- Interactive map of Restaurant Nathan Outlaw

Restaurant information
- Chef: Nathan Outlaw
- Food type: Seafood
- Rating: (Michelin Guide)
- Location: 6 New Road, Port Isaac, Cornwall, PL29 3SB, UK
- Coordinates: 50°35′39″N 4°49′43″W﻿ / ﻿50.594186°N 4.828646°W
- Seating capacity: 20
- Reservations: Yes
- Website: Official website

= Restaurant Nathan Outlaw =

Restaurant Nathan Outlaw is a two
Michelin star restaurant owned and operated by Nathan Outlaw. It has previously been located in Marina Villa Hotel in Fowey, Cornwall, and in the St Enodoc Hotel in Rock, Cornwall. In March 2015 the restaurant relocated to Port Isaac, Cornwall and retained its two Michelin stars upon review.

==Description==
The restaurant was located at the Marina Villa Hotel in Fowey, Cornwall, between 2007 and November 2009. Outlaw closed the restaurant at the location as the hotel went on the market after the owner signalled his intention to retire from the business. Restaurant Nathan Outlaw relocated to the St Enodoc Hotel in Rock, Cornwall, in February 2010. It became the second Nathan Outlaw restaurant at the hotel, joining the previously opened Nathan Outlaw Seafood and Grill. Outlaw brought over most of the staff from the restaurant's previous location.

At the National Restaurant Awards in 2010 where it was ranked eleventh, it was also awarded the Restaurateur's Choice award. Following the restaurant being awarded its second Michelin star in 2010, the turnover rose by 30% in the following year. Also in 2011, the restaurant was ranked in fifth place by the Good Food Guide. The Guide also awarded the restaurant the title of Best Fish Restaurant 2011.
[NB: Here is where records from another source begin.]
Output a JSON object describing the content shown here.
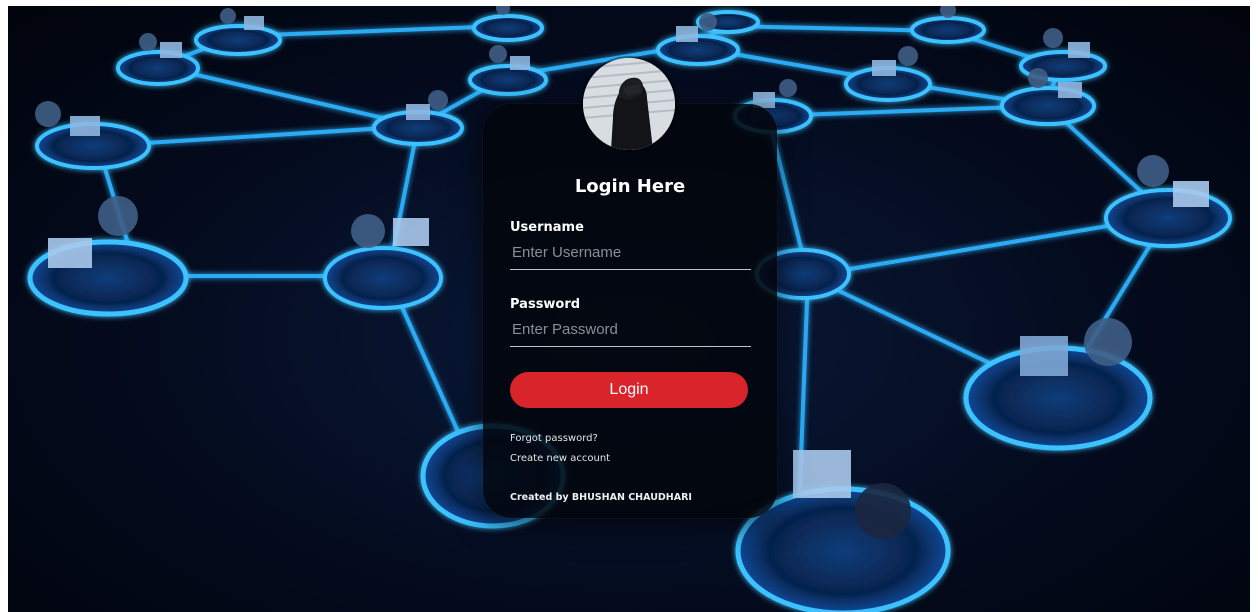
{
  "login": {
    "title": "Login Here",
    "username_label": "Username",
    "username_placeholder": "Enter Username",
    "username_value": "",
    "password_label": "Password",
    "password_placeholder": "Enter Password",
    "password_value": "",
    "login_button": "Login",
    "forgot_password": "Forgot password?",
    "create_account": "Create new account",
    "credit": "Created by BHUSHAN CHAUDHARI"
  },
  "colors": {
    "card_background": "#02060c",
    "button": "#d9242c",
    "network_glow": "#1aa3ff"
  },
  "icons": {
    "avatar": "profile-avatar-icon",
    "background": "network-illustration"
  }
}
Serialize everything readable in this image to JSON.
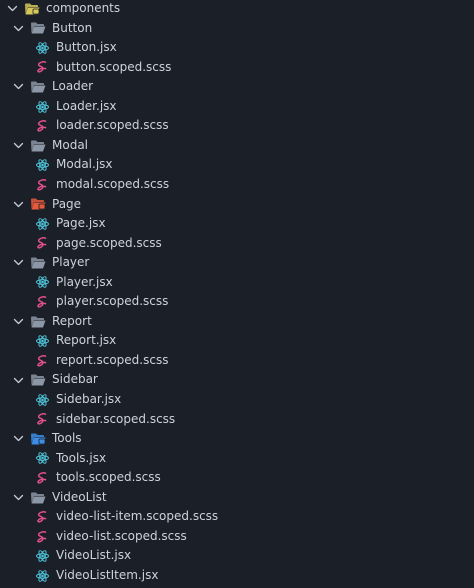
{
  "explorer": {
    "root": {
      "label": "components",
      "icon": "folder-open-special-icon",
      "color": "#d6c85a"
    },
    "folders": [
      {
        "label": "Button",
        "icon": "folder-open-icon",
        "files": [
          {
            "label": "Button.jsx",
            "icon": "react-icon"
          },
          {
            "label": "button.scoped.scss",
            "icon": "sass-icon"
          }
        ]
      },
      {
        "label": "Loader",
        "icon": "folder-open-icon",
        "files": [
          {
            "label": "Loader.jsx",
            "icon": "react-icon"
          },
          {
            "label": "loader.scoped.scss",
            "icon": "sass-icon"
          }
        ]
      },
      {
        "label": "Modal",
        "icon": "folder-open-icon",
        "files": [
          {
            "label": "Modal.jsx",
            "icon": "react-icon"
          },
          {
            "label": "modal.scoped.scss",
            "icon": "sass-icon"
          }
        ]
      },
      {
        "label": "Page",
        "icon": "folder-open-special-icon",
        "color": "#e35a3c",
        "files": [
          {
            "label": "Page.jsx",
            "icon": "react-icon"
          },
          {
            "label": "page.scoped.scss",
            "icon": "sass-icon"
          }
        ]
      },
      {
        "label": "Player",
        "icon": "folder-open-icon",
        "files": [
          {
            "label": "Player.jsx",
            "icon": "react-icon"
          },
          {
            "label": "player.scoped.scss",
            "icon": "sass-icon"
          }
        ]
      },
      {
        "label": "Report",
        "icon": "folder-open-icon",
        "files": [
          {
            "label": "Report.jsx",
            "icon": "react-icon"
          },
          {
            "label": "report.scoped.scss",
            "icon": "sass-icon"
          }
        ]
      },
      {
        "label": "Sidebar",
        "icon": "folder-open-icon",
        "files": [
          {
            "label": "Sidebar.jsx",
            "icon": "react-icon"
          },
          {
            "label": "sidebar.scoped.scss",
            "icon": "sass-icon"
          }
        ]
      },
      {
        "label": "Tools",
        "icon": "folder-open-special-icon",
        "color": "#3d8ee6",
        "files": [
          {
            "label": "Tools.jsx",
            "icon": "react-icon"
          },
          {
            "label": "tools.scoped.scss",
            "icon": "sass-icon"
          }
        ]
      },
      {
        "label": "VideoList",
        "icon": "folder-open-icon",
        "files": [
          {
            "label": "video-list-item.scoped.scss",
            "icon": "sass-icon"
          },
          {
            "label": "video-list.scoped.scss",
            "icon": "sass-icon"
          },
          {
            "label": "VideoList.jsx",
            "icon": "react-icon"
          },
          {
            "label": "VideoListItem.jsx",
            "icon": "react-icon"
          }
        ]
      }
    ]
  },
  "colors": {
    "background": "#1b1f27",
    "text": "#cdd3de",
    "folder": "#8b96a6",
    "react": "#4fc3d9",
    "sass": "#e0508a",
    "chevron": "#c8ccd4"
  }
}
The restaurant currently has two Michelin stars, and four AA rosettes. It is the only seafood restaurant in the UK to hold a Michelin star.

==Reception==
While the restaurant was located in the Marina Villa at Fowey, Matthew Fort reviewed the restaurant for The Guardian. He was positive of the entire experience, despite visiting on a day in which Outlaw was not in the kitchen. It was the first time the critic had tried wreckfish, and described it as "beautifully cooked and hugely satisfying", while the pudding was "damned fine". Harper's Bazaar described the cooking as "precise and flavourful", and the restaurant as "chic and decidedly un-seasidey" despite its location on the Fowey Estuary. Zoe Williams visited the restaurant for The Daily Telegraph, but found the experience disappointing, with the main courses suffering from a number of problems. The restaurant was given a score of five out of ten.

Harden's restaurant guide rating system (where 1 is high and 5 is low) has rated the food as 1, and the service and ambience both as 3. The restaurant itself is described as "small and very intimate", and Outlaw's cooking as "genius". Celebrity chef James Martin recommended the restaurant while acting as guest editor for At Home magazine.